Dengan pendekatan positivisme, generalisasi dikonstruksi dari rerata keragaman
individual atau rerata frekuensi dengan memantau kesalahan-kesalahan yang
mungkin. Generalisasi ini pada dasarnya berupa hukum sebab-akibat dengan
mendasarkan pada suatu filosofi bahwa tiada akibat tanpa sebab dan tiada sebab
yang tidak menimbulkan akibat.
Penelitian kuantitatif pada dasarnya adalah gabungan
antara cara berpikir deduktif dan cara berpikir induktif. Cara berpikir
deduktif telah berkembang lama, sejak Aristoteles dan pengikutnya
memperkenalkan cara berpikir yang disebut silogisme. Prinsip silogisme
mengatakan bahwa jika premis-premis yang dikemukakan benar, maka kesimpulan
yang diturunkan dari premis-premis tersebut akan benar adanya. Teori ini juga
disebut teori koherensi. Di sisi lain, cara berpikir induktif mendasarkan
kepada filosofi bahwa sesuatu itu benar apabila sesuatu itu dapat diamati
kebenarannya dengan pancaindera manusia. Atau dengan kata lain, suatu
pernyataan dianggap benar, apabila materi yang terkandung dalam pernyataan itu
bersesuaian dengan objek faktual yang dituju oleh pernyataan tersebut. Teori
ini sering disebut juga dengan teori korespondensi.

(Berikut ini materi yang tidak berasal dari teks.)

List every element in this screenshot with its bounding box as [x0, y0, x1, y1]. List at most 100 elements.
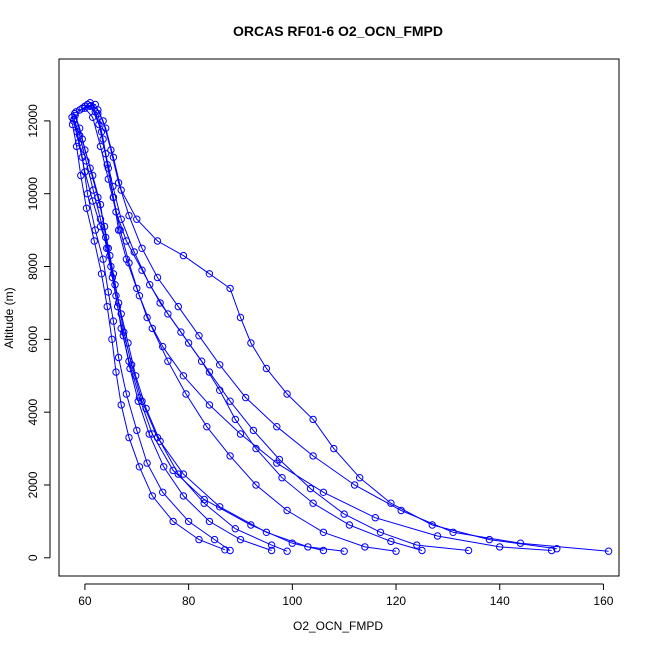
data-point — [76, 131, 84, 140]
data-point — [117, 401, 125, 409]
data-point — [184, 517, 193, 526]
data-point — [125, 433, 133, 442]
data-point — [345, 521, 354, 529]
y-tick-label: 4000 — [26, 398, 40, 425]
y-tick-label: 2000 — [26, 471, 40, 498]
series-line-7 — [72, 124, 226, 551]
data-point — [111, 281, 119, 289]
data-point — [153, 237, 162, 245]
data-point — [142, 404, 150, 413]
data-point — [108, 273, 117, 282]
series-line-6 — [89, 102, 557, 550]
data-point — [103, 302, 111, 311]
data-point — [159, 488, 167, 496]
data-point — [205, 401, 214, 409]
data-point — [134, 397, 143, 405]
data-point — [106, 251, 114, 260]
x-axis-label: O2_OCN_FMPD — [293, 619, 383, 633]
data-point — [113, 302, 122, 311]
data-point — [547, 546, 556, 555]
data-point — [72, 142, 81, 151]
data-point — [78, 104, 87, 112]
data-point — [133, 284, 141, 293]
data-point — [216, 361, 224, 369]
data-point — [96, 222, 105, 231]
data-point — [133, 215, 141, 223]
data-point — [138, 266, 146, 274]
data-point — [278, 474, 286, 482]
data-point — [72, 108, 80, 116]
data-point — [356, 474, 364, 482]
data-point — [275, 455, 284, 464]
data-point — [210, 535, 219, 544]
data-point — [340, 547, 348, 555]
data-point — [273, 423, 281, 431]
data-point — [428, 521, 436, 529]
data-point — [109, 317, 118, 325]
x-tick-label: 140 — [490, 594, 510, 608]
data-point — [195, 332, 203, 340]
data-point — [77, 171, 85, 180]
data-point — [125, 259, 133, 267]
data-point — [99, 117, 107, 125]
data-point — [182, 390, 190, 398]
data-point — [112, 368, 120, 376]
x-tick-label: 100 — [282, 594, 302, 608]
x-axis: 60 80 100 120 140 160 — [78, 583, 614, 608]
data-point — [116, 226, 124, 234]
data-point — [127, 361, 136, 369]
data-point — [135, 292, 144, 300]
data-point — [114, 353, 123, 362]
data-point — [109, 153, 118, 162]
data-point — [91, 108, 100, 116]
data-point — [252, 481, 260, 489]
data-point — [449, 528, 457, 536]
data-point — [236, 313, 245, 322]
data-point — [226, 452, 234, 460]
data-point — [392, 547, 400, 555]
data-point — [100, 222, 109, 231]
data-point — [179, 251, 188, 260]
data-point — [132, 372, 140, 380]
data-point — [109, 193, 118, 202]
data-point — [304, 543, 312, 551]
data-point — [371, 514, 379, 522]
data-point — [267, 546, 276, 555]
x-tick-label: 60 — [78, 594, 92, 608]
data-point — [126, 364, 134, 373]
data-point — [288, 539, 296, 547]
data-point — [97, 270, 106, 278]
data-point — [146, 281, 154, 289]
data-point — [117, 186, 125, 194]
data-point — [319, 528, 328, 536]
data-point — [247, 521, 255, 529]
data-point — [231, 415, 240, 424]
data-point — [86, 164, 94, 172]
data-point — [108, 335, 116, 343]
data-point — [205, 517, 214, 526]
series-line-11 — [73, 118, 272, 551]
data-point — [205, 270, 214, 278]
data-point — [387, 499, 395, 507]
data-point — [184, 339, 193, 347]
data-point — [119, 332, 128, 340]
data-point — [433, 532, 442, 540]
y-tick-label: 0 — [26, 554, 40, 561]
data-point — [133, 426, 141, 435]
data-point — [306, 484, 315, 493]
data-point — [164, 310, 172, 318]
data-point — [231, 525, 240, 533]
data-point — [376, 528, 385, 536]
x-tick-label: 160 — [593, 594, 613, 608]
data-point — [99, 255, 107, 263]
series-line-5 — [75, 107, 423, 551]
data-point — [340, 510, 348, 518]
data-point — [90, 237, 99, 245]
data-point — [177, 328, 185, 336]
data-point — [387, 537, 395, 546]
data-point — [226, 397, 234, 405]
data-point — [179, 470, 188, 478]
data-point — [464, 546, 473, 555]
data-point — [81, 168, 89, 176]
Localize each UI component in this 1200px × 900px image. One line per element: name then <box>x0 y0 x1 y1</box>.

Penelitian kuantitatif, yang mencoba menggabungkan
cara berpikis deduktif dan induktif, sering disebut pendekatan logiko-hipotetiko-verifikatif.
Secara sederhana dikatakan bahwa teori harus memenuhi dua syarat utama, yakni:
(a) harus konsisten dengan teori sebelumnya yang memungkinkan tidak terjadinya
kontradiksi dalam teori keilmuan secara keseluruhan, dan (b) harus cocok dengan
fakta-fakta empiris sebab teori yang bagaimanapun konsistennya kalau tidak
didukung oleh pengujian empiris tidak dapat diterima kebenaran-nya.
Pada umumnya, terdapat sejumlah langkah dalam
melakukan penelitian kuantitatif, yaitu:
1.
Identifikasi, pemilihan, dan
perumusan masalah;
2.
Penelaahan kepustakaan;
3.
Penyusunan hipotesis;
4.
Identifikasi, klasifikasi, dan
pemberian definisi operasional variabel-variabel;
5.
Pemilihan atau pengembangan
alat pengambil data;
6.
Penyusunan rancangan
penelitian;
7.
Penentuan sampel;
8.
Pengumpulan data;
9.
Pengolahan dan analisis data;
Terdapat beberapa cara penggolongan penelitian kuantitatif. Salah
satu di antaranya adalah menggolongkan jenis penelitian kuantitatif (ditinjau
dari keketatan kendali terhadap variabelnya) ke dalam penelitian: (a)
eksperimental sungguhan, (b) eksperimental semu (quasi-eksperimental), dan (c)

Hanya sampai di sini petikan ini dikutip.